Tes yeux dans lesquels je voyage
Ont donné aux gestes des routes
Un sens détaché de la terre
Dans tes yeux ceux qui nous révèlent
Notre solitude infinie
Ne sont plus ce qu'ils croyaient être
On ne peut te connaître
Mieux que je te connais.
(Les Yeux Fertiles) (N.R.F.)
***
L'évidence poétique
Le poète est celui qui inspire bien plus que celui qui est inspiré. Les poèmes ont toujours de grandes marges blanches, de grandes marges de silence où la mémoire ardente se consomme pour recréer un délire sans passé. Leur principale qualité est non pas, je le répète, d'invoquer mais d'inspirer. Tant de poèmes d'amour sans objet réuniront, un beau jour, des amants. On rêve sur un poème comme on rêve sur un être. La compréhension, comme le désir, comme la haine, est faite de rapports entre la chose à comprendre et les autres, comprises ou incomprises.

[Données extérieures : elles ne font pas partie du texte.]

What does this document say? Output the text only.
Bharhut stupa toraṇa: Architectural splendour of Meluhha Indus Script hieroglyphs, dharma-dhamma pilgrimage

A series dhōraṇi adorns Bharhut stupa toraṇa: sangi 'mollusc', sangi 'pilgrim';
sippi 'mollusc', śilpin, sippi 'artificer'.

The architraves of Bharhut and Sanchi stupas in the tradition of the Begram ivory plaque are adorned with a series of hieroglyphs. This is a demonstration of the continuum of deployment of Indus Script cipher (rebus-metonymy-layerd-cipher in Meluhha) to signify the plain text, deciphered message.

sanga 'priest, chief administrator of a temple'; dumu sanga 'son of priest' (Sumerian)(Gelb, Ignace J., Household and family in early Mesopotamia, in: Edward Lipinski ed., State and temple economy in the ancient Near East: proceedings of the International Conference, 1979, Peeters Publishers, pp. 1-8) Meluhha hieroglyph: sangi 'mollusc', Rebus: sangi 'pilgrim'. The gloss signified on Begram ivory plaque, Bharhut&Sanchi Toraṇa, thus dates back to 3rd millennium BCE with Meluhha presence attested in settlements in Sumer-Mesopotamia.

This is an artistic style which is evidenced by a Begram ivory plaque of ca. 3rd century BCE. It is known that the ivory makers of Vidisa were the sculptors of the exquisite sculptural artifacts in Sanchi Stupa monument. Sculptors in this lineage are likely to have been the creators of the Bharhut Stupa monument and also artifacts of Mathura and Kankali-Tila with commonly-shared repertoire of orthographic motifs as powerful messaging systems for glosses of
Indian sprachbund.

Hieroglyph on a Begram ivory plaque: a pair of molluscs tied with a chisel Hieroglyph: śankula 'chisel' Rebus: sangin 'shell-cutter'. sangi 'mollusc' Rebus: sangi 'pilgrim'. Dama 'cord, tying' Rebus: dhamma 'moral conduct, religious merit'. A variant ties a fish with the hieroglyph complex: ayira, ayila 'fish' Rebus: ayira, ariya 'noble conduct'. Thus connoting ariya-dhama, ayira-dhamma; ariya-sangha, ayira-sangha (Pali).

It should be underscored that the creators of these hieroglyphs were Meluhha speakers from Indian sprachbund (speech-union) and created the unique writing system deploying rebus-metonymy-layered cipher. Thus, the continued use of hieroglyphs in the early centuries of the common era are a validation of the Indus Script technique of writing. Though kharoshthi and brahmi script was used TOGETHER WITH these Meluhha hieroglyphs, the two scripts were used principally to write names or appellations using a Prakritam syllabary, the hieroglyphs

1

C'est l'espoir ou le désespoir qui déterminera pour le rêveur éveillé — pour le poète — l'action de son imagination. Qu'il formule cet espoir ou ce désespoir et ses rapports avec le monde changeront immédiatement. Tout est au poète objet à sensations et, par conséquent, à sentiments. Tout le concret devient alors l'aliment de son imagination et l'espoir, le désespoir passent, avec les sensations et les sentiments, au concret.
Facile
Tu te lèves l'eau se déplie
Tu te couches l'eau s'épanouit
Tu es l'eau détournée de ses abîmes
Tu es la terre qui prend racine
Et sur laquelle tout s'établit
Tu fais des bulles de silence dans le désert des bruits
Tu chantes des hymnes nocturnes sur les cordes de l'arc-en-ciel,
Tu es partout tu abolis toutes les routes
Tu sacrifies le temps
À l'éternelle jeunesse de la flamme exacte
Qui voile la nature en la reproduisant
Femme tu mets au monde un corps toujours pareil
Le tien
Tu es la ressemblance.
***
Queslques-uns des mots qui, jusqu'ici, m'étaient mystérieusement interdits
(À André Breton)
Le mot cimetière
Aux autres de rêver d'un cimetière ardent
Le mot maisonnette
On le trouve souvent
Dans les annonces des journaux dans les chansons
Il a des rides c'est un vieillard travesti
Il a un dé au doigt c'est un perroquet mûr
Pétrole
Connu par des exemples précieux
Aux mains des incendies
Neurasthénie un mot qui n'a pas honte
Une ombre de cassis entre deux yeux pareils
Le mot créole tout en liège sur du satin
Le mot baignoire qui est traîné
Par des chevaux parfaits plus laids que des béquilles
Sous la lampe ce soir charmille est un prénom
Et maîtrise un tiroir où tout s'immobilise
Fileuse mot fondant hamac treille pillée
Olivier cheminée au tambour de lueurs
Le clavier des troupeaux s'assourdit dans la plaine
Forteresse malice vaine
Forteresse malice vaine
Vénéneux rideau d'acajou
Guéridon grimace élastique
Cognée erreur jouée aux dés
Voyelle timbre immense
Sanglot d'étain rire de bonne terre
Le mot déclic viol lumineux
Éphémère azur dans les veines
Le mot bolide géranium à la fenêtre ouverte
Sur un coeur battant
Le mot carrure bloc d'ivoire
Pain pétrifié plumes mouillées
Le mot déjouer alcool flétri
Palier sans portes mort lyrique
Le mot garçon comme un îlot
Myrtille lave galon cigare
Léthargie bleuet cirque fusion
Combien reste-t-il de ces mots
Qui ne me menaient à rien
Mots merveilleux comme les autres
Ô mon empire d'homme
Mots que j'écris ici
Contre toute évidence
Avec le grand souci
De tout dire.
***
Novembre 1936
Regardez travailler les bâtisseurs de ruines
Ils sont riches patients ordonnés noirs et bêtes
Mais ils font de leur mieux pour être seuls sur cette terre
Ils sont au bord de l'homme et le comblent d'ordures
Ils plient au ras du sol des palais sans cervelle.
*
On s'habitue à tout
Sauf à ces oiseaux de plomb
Sauf à leur haine de ce qui brille
Sauf à leur céder la place.
*
Parlez du ciel le ciel se vide
L'automne nous importe peu
Nos maîtres ont tapé du pied
Nous avons oublié l'automne
Et nous oublierons nos maîtres...
*
Ville en baisse océan fait d'une goutte d'eau sauvée
D'un seul diamant cultivé au grand jour
Madrid ville habituelle à ceux qui ont souffert
De cet épouvantable bien qui nie être en exemple
Qui ont souffert
De la misère indispensable à l'éclat de ce bien
*
Que la bouche remonte vers sa vérité
Souffle rare sourire comme une chaîne brisée
Que l'homme délivré de son passé absurde
Dresse devant son frère un visage semblable
Et donne à la raison des ailes vagabondes.